Wavell was ill and did not immediately join the battalion as it transferred to British India in October of that year; he instead left Cape Town for England on the SS Simla at the same time. In 1903 he was transferred to join the battalion in India and, having been promoted to lieutenant on 13 August 1904, he fought in the Bazar Valley Campaign of February 1908. In January 1909 was seconded from his regiment to be a student at the Staff College. He was one of only two in his class to graduate with an A grade. 

In 1911, he spent a year as a military observer with the Russian Army to learn Russian, returning to his regiment in December of that year. In April 1912, he became a General Staff Officer Grade 3 (GSO3) in the Russian Section of the War Office. In July, he was granted the temporary rank of captain and became GSO3 at the Directorate of Military Training. On 20 March 1913, Wavell was promoted to the substantive rank of captain. 
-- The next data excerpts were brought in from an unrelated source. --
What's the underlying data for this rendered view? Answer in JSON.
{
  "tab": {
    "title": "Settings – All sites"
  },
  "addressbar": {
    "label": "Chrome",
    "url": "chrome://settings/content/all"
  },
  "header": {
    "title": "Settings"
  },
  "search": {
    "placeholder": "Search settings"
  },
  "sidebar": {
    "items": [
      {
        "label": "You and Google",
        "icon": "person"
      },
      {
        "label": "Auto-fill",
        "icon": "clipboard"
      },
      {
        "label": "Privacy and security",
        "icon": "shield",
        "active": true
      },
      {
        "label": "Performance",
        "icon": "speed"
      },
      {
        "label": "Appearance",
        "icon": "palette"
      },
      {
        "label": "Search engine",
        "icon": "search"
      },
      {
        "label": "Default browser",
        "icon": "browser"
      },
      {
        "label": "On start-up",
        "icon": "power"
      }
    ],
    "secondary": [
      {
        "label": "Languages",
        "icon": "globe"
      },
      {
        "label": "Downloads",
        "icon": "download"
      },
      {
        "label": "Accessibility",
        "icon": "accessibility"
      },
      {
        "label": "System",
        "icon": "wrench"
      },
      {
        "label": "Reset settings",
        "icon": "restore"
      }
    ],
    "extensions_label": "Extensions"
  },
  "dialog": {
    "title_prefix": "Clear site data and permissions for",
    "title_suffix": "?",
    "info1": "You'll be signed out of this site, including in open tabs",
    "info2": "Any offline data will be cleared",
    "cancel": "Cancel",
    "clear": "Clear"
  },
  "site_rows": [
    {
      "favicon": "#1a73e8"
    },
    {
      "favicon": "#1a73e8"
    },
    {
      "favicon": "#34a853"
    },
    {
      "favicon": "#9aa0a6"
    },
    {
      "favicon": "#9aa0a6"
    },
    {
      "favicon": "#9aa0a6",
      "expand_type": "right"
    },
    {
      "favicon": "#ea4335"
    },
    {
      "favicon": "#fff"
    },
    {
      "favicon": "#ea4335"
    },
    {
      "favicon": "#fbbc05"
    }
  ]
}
After visiting maneuvers at Kyiv in the summer of 1913, he was arrested at the Russo-Polish border as a suspected spy, following a search of his Moscow hotel room by the secret police, but managed to remove from his papers an incriminating document listing the information wanted by the War Office. Wavell was working at the War Office during the Curragh incident. His letters to his father record his disgust at the government's behavior in giving an ultimatum to officers – he had little doubt that the government had been planning to crush the Ulster-Scots, whatever they later claimed. 

However, he was also concerned about the Army's effectively intervening in politics, not least as there would be an even greater appearance of bias when the Army was used against industrial unrest. Wavell was working as a staff officer when the First World War began. As a captain, he was sent to France to a posting at General HQ of the British Expeditionary Force as General Staff Officer Grade 2 (GSO2). Still, shortly afterward, in November 1914, he was appointed brigade major of the 9th Infantry Brigade. 
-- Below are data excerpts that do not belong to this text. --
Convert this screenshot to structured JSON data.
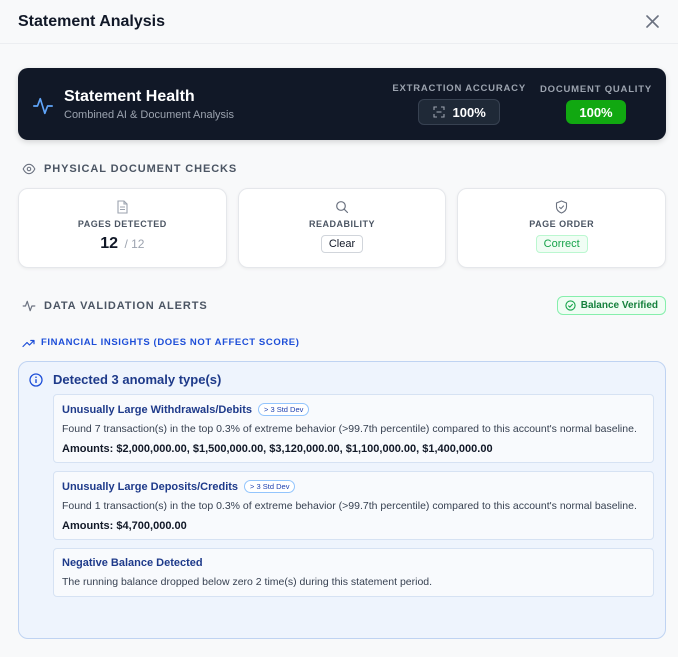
{
  "modal": {
    "title": "Statement Analysis",
    "close_icon": "close-icon"
  },
  "health": {
    "title": "Statement Health",
    "subtitle": "Combined AI & Document Analysis",
    "accuracy_label": "EXTRACTION ACCURACY",
    "accuracy_value": "100%",
    "quality_label": "DOCUMENT QUALITY",
    "quality_value": "100%",
    "quality_color": "#11a811",
    "icon": "activity-icon"
  },
  "physical": {
    "heading": "PHYSICAL DOCUMENT CHECKS",
    "pages": {
      "label": "PAGES DETECTED",
      "value": "12",
      "of": "/ 12"
    },
    "readability": {
      "label": "READABILITY",
      "value": "Clear"
    },
    "order": {
      "label": "PAGE ORDER",
      "value": "Correct"
    }
  },
  "alerts": {
    "heading": "DATA VALIDATION ALERTS",
    "badge": "Balance Verified"
  },
  "insights": {
    "heading": "FINANCIAL INSIGHTS (DOES NOT AFFECT SCORE)",
    "summary": "Detected 3 anomaly type(s)",
    "items": [
      {
        "title": "Unusually Large Withdrawals/Debits",
        "badge": "> 3 Std Dev",
        "desc": "Found 7 transaction(s) in the top 0.3% of extreme behavior (>99.7th percentile) compared to this account's normal baseline.",
        "amounts": "Amounts: $2,000,000.00, $1,500,000.00, $3,120,000.00, $1,100,000.00, $1,400,000.00"
      },
      {
        "title": "Unusually Large Deposits/Credits",
        "badge": "> 3 Std Dev",
        "desc": "Found 1 transaction(s) in the top 0.3% of extreme behavior (>99.7th percentile) compared to this account's normal baseline.",
        "amounts": "Amounts: $4,700,000.00"
      },
      {
        "title": "Negative Balance Detected",
        "desc": "The running balance dropped below zero 2 time(s) during this statement period."
      }
    ]
  }
}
He was wounded in the Second Battle of Ypres of 1915, losing his left eye and winning the Military Cross. In October 1915, he became a GSO2 in the 64th Highland Division. In December 1915, after he had recovered, Wavell was returned to General HQ in France as a GSO2. He was promoted to the substantive rank of major on 8 May 1916. 

In October 1916, Wavell was graded General Staff Officer Grade 1 (GSO1) as an acting lieutenant colonel and was then assigned as a liaison officer to the Russian Army in the Caucasus. In June 1917, he was promoted to brevet lieutenant colonel and continued working as a staff officer (GSO1) liaison officer with the Egyptian Expeditionary Force headquarters.

In January 1918, Wavell received a further staff appointment as Assistant Adjutant & Quartermaster General (AA&QMG) working at the Supreme War Council in Versailles. In March 1918, Wavell was made a temporary brigadier general and returned to Palestine, where he served as the brigadier general of the General Staff (BGGS) with XX Corps, part of the Egyptian Expeditionary Force.